Nevertheless, the minutes of the March meeting, published at the beginning of April, showed that the Fed was finally ready to turn more aggressive by considering larger rate hikes and greater reduction of its $9 trillion balance sheet. The cuts will be $60 billion in Treasury securities and $35 billion in mortgage-backed bonds per month, which is more categorical than anticipated.
In fact, the minutes showed that “many participants noted that one or more 50-basis-point increases in the target range could be appropriate at future meetings, particularly if inflation pressures remained elevated or intensified,” but the geopolitical tensions related to Russia and Ukraine called for a more cautious approach.
On April 7, St. Louis Fed President James Bullard, who is regarded as a more hawkish member of the Fed’s Federal Open Market Committee (FOMC), admitted that inflation was too high and the central bank had to act. The minutes show that Bullard called for the highest rates among his peers, aiming for 1% hikes by June. He stated:
“US inflation is exceptionally high, and that doesn’t mean 2.1% or 2.2% or something. This means comparable to what we saw in the high inflation era in the 1970s and early 1980s. Even if you’re very generous to the Fed in interpreting what the inflation rate really is today … you’d have to raise the policy rate a lot.”
The Fed’s more hawkish rhetoric coming from the latest minutes and the FOMC members have supported the US dollar, with the USD Index expanding to the highest in two years at 99.832.
Fed’s Rate Hike May Contribute to Recession
The US central bank is in a difficult position today. While it has to tighten the monetary policy to address the surging inflation, the upcoming rate hikes may put pressure on economic growth. In other words, rate hikes are a double sword for the US dollar. For now, the tighter policy will surely support the national currency, which already happens, but a recession wouldn’t bode well for the greenback.
Deutsche Bank is the first banking giant to warn that the Fed’s plan to aggressively reverse the easy monetary policy is leading to recession. On Tuesday, CNN reported on Deutsche’s recession forecast. The bank’s economists led by Matthew Luzzetti said:
“We no longer see the Fed achieving a soft landing. Instead, we anticipate that a more aggressive tightening of monetary policy will push the economy into a recession.”
While Deutsche said that there was considerable uncertainty regarding timing, a mild recession could be arriving at the end of next year, with unemployment peaking at 5% in 2024.
Elsewhere, JPMorgan CEO Jamie Dimon identified three main forces impacting the global and US economies, which are the quick economic recovery from the Covid pandemic, high inflation, and geopolitical tensions. He said that the confluence of these factors might increase the risks ahead.

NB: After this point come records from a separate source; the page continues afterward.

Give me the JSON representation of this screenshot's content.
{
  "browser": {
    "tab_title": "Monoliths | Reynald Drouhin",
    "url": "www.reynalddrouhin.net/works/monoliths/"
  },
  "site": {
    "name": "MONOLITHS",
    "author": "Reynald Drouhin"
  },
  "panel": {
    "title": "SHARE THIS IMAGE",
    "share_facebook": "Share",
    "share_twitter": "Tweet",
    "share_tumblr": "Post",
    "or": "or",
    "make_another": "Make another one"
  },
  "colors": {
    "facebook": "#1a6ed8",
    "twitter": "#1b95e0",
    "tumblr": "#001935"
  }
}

Dimon said:
“The war in Ukraine and the sanctions on Russia, at a minimum, will slow the global economy — and it could easily get worse. That’s because of the uncertainty about how the conflict will conclude and its impact on supply chains, especially for those involving energy supplies.”
While the risks of recession persist, the US dollar has strong support from a more hawkish Fed for now, and the American currency would likely consolidate its position against the euro. The next rate hikes and messages coming from the Fed would probably give bulls more courage.